MHC transactions range from $1.5M for small 50-pad communities in tertiary markets to $100M+ for trophy 500+ pad communities in destination retirement markets (Florida, Arizona, Texas Hill Country) or in metro areas with high MHC scarcity. Per-pad pricing varies enormously: a tertiary Midwest park might trade at $25,000 to $40,000 per pad, while a Florida age-restricted resort community can trade at $90,000 to $180,000 per pad.
Sponsor profiles split into family operator-owners (1 to 3 communities, dominating the $2M to $10M segment), regional consolidators (5 to 50 communities, running the $10M to $50M segment), and the public REITs led by Sun Communities and Equity Lifestyle Properties (ELS) who target both individual trophy properties and full portfolios at $50M+. The consolidation cycle has been remarkably consistent for two decades and continues to absorb family-operator-owned properties.
Operating revenue is dominated by lot rent (the resident pays land rent to the operator while owning the home unit), with secondary income from utility billbacks, RV/transient sites, lot transfer fees, home park sales (where the operator participates), and rental homes (where the operator owns and rents the unit, common in older communities). Lenders evaluate revenue durability and the durability of the sticky resident base.
MHC underwriting is among the most standardized in multifamily because the asset class has been institutionalized for two decades and lender ecosystems have matured. Fannie Mae and Freddie Mac both publish MHC-specific underwriting guidelines.
MHC has fewer financing failure modes than many specialty product types because the asset class is so well understood, but specific pitfalls still affect first-time MHC operators and value-add sponsors.
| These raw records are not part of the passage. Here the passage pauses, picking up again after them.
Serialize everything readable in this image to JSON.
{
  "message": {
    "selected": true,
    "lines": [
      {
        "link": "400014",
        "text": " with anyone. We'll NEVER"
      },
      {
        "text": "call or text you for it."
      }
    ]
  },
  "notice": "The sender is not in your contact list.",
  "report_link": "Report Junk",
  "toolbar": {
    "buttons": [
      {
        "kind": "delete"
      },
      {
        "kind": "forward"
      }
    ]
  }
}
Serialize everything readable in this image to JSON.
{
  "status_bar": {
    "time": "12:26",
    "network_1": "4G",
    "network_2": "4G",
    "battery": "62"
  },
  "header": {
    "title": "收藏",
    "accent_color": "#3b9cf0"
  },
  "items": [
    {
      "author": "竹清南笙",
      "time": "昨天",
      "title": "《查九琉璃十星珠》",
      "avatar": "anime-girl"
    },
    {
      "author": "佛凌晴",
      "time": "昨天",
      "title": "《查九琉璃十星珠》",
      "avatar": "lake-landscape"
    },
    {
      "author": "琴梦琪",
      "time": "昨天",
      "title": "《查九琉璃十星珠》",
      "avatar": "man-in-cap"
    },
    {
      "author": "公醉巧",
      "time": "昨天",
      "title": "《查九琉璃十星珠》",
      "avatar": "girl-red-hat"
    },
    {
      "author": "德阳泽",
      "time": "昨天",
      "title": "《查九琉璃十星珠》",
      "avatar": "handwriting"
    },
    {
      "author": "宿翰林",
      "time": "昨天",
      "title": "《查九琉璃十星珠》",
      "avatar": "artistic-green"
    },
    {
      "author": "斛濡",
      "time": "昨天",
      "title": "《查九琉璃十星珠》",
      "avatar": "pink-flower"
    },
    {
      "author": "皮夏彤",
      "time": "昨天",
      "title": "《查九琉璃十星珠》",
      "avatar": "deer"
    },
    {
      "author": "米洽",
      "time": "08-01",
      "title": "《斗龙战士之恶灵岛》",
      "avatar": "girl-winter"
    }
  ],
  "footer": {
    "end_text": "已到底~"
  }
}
On a $13.4M acquisition of a 220-pad family MHC community in a Sun Belt suburb, the sponsor was a regional MHC consolidator with 14 properties under management. The community had 92 percent physical occupancy, lot rents 12 percent below market, well-maintained roads and infrastructure, master-metered utilities with billback to residents, and zero park-owned homes. Fannie Mae DUS quoted at 5.95 percent fixed 10-year, 75 percent LTV, with 3 years interest-only and standard yield maintenance. Freddie Mac Optigo Conventional quoted at 5.85 percent with similar terms. Life co quoted at 5.65 percent fixed 15-year but capped at 60 percent LTV ($2.7M less proceeds). The sponsor took the Freddie Mac execution, capturing the rate compression versus Fannie and the leverage versus life co, with a planned 36-month rate-up program to bring lot rents to market. Year three blended NOI tracked 18 percent above pro forma, and the sponsor refinanced at year 5 into a Freddie Mac supplemental that returned $1.5M of capital.
All deal references anonymize borrower and lender identities and use city-level geography only.
MHC remains one of the most predictable, deepest-lender-bench, and operationally durable multifamily sub-types in the country. Agency programs are mature, the cap rate range is tight, and the consolidation cycle continues to provide both acquisition and exit liquidity.